The thing about kingship that it's important to remember is that at the end of the day, it's always about leadership/effectiveness and all that guff about legitimacy and a divine right to rule etc. is just propaganda to mollify that bit of human nature that doesn't think it's very wise or particularly fair for that one guy should be in charge just because his dad was.
In medieval France (sort of... it was Francia, so it was technically proto-France or a ß-version of France), the kings came from the Merovingian line of succession. Thing is that somewhere along the way, they had either delegated away or had their effective power/control usurped by their nobles and officials, to the point where the king was just a bearded puppet for the man who was really in control - the Mayor Domo, Charles Martel.
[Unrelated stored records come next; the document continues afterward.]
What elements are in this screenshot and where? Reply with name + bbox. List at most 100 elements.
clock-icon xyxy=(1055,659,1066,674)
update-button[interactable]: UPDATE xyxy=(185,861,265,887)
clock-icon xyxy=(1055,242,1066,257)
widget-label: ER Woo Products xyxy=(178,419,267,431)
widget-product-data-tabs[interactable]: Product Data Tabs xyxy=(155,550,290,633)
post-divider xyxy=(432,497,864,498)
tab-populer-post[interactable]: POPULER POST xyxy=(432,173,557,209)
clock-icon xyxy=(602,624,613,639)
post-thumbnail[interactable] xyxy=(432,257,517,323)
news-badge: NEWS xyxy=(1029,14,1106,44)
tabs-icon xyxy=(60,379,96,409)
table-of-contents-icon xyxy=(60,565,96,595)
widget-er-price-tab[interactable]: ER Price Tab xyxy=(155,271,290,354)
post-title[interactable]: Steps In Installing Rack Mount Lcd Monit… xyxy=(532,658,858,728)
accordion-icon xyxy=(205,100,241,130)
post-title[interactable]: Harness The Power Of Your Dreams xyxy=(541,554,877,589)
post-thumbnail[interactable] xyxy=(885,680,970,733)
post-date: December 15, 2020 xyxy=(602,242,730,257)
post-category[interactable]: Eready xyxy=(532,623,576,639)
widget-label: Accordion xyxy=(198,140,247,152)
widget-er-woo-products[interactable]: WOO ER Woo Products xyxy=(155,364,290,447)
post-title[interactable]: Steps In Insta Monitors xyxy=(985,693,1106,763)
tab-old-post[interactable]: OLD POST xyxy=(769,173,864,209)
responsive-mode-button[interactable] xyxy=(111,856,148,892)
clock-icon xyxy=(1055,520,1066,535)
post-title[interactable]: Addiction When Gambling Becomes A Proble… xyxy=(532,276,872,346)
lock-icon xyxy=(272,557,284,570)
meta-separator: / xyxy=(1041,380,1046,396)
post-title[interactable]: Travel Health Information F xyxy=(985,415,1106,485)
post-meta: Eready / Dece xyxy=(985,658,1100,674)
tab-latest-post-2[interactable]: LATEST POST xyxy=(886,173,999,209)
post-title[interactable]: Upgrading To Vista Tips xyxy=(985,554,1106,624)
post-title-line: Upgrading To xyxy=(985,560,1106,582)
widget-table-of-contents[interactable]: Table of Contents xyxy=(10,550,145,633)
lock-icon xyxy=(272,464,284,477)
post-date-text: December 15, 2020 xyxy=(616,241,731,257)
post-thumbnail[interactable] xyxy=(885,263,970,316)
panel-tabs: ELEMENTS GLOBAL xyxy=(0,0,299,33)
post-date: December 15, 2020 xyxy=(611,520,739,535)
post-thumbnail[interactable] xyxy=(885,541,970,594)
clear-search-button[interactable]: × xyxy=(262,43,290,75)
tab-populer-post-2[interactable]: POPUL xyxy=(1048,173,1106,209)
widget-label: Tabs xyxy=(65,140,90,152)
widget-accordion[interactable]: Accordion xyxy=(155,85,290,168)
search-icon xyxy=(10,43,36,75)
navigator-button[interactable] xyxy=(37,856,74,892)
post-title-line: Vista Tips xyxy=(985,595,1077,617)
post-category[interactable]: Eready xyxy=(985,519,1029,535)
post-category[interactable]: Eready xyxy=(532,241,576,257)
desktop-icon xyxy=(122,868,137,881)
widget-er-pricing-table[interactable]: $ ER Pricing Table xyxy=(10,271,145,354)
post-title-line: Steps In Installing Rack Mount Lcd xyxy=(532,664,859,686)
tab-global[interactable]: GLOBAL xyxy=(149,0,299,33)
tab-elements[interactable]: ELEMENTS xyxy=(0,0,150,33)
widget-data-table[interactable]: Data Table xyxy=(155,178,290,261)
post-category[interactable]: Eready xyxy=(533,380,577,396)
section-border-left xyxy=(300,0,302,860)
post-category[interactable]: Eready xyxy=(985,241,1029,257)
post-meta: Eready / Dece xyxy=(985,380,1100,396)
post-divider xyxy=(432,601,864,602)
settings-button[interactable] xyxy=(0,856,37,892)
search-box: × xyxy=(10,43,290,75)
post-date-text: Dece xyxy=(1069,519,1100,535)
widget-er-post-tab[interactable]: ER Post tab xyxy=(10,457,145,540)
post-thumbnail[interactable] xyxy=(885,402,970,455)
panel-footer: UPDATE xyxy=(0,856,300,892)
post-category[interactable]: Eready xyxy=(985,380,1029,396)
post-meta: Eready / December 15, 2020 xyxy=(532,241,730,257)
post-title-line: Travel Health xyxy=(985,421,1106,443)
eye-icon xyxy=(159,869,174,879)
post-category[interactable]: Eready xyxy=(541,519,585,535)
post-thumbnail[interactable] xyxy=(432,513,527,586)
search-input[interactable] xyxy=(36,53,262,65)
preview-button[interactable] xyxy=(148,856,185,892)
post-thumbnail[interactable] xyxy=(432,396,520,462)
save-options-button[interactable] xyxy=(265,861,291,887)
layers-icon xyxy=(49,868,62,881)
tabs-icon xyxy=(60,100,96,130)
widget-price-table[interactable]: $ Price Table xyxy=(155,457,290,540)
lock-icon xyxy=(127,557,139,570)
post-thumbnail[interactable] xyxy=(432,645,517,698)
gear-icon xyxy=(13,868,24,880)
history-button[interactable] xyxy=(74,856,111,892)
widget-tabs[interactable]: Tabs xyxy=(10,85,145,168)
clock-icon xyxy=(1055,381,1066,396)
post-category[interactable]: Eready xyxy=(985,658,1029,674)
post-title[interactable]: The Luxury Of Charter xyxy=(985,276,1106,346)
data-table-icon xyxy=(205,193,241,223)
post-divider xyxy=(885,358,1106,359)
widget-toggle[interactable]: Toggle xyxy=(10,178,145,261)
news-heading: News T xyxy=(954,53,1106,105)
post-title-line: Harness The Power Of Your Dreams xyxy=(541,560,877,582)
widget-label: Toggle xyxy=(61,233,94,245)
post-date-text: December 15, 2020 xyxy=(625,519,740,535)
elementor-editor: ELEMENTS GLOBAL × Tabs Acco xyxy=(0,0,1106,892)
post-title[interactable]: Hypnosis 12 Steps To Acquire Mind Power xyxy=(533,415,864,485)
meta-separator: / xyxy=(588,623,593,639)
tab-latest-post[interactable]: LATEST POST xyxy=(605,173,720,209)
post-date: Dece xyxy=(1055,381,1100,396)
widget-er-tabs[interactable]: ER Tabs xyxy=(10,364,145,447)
It got to the point where Martel pulled an Odoacer and just declined to appoint a new king when the old one died. His son Pepin later wrote to the Pope, asking whether kingship lay in titles and heritage or where actual power resided. The Pope, needing Pepin to keep local Italian powers in check and himself wanting to break from the nominal power of the Emperor in far-off Qarth Constantinople, answered that the latter was true and anointed Pepin the king of Francia.
Incidentally, this story is why I think the Tyrells in Highgarden and the Martells in Dorne are badly named. The Martells should be ruling in Highgarden (France) and the Dornish (Spanish) should be the Castels/Aragorns/Asturians or something equally pseudo-Spanish-sounding.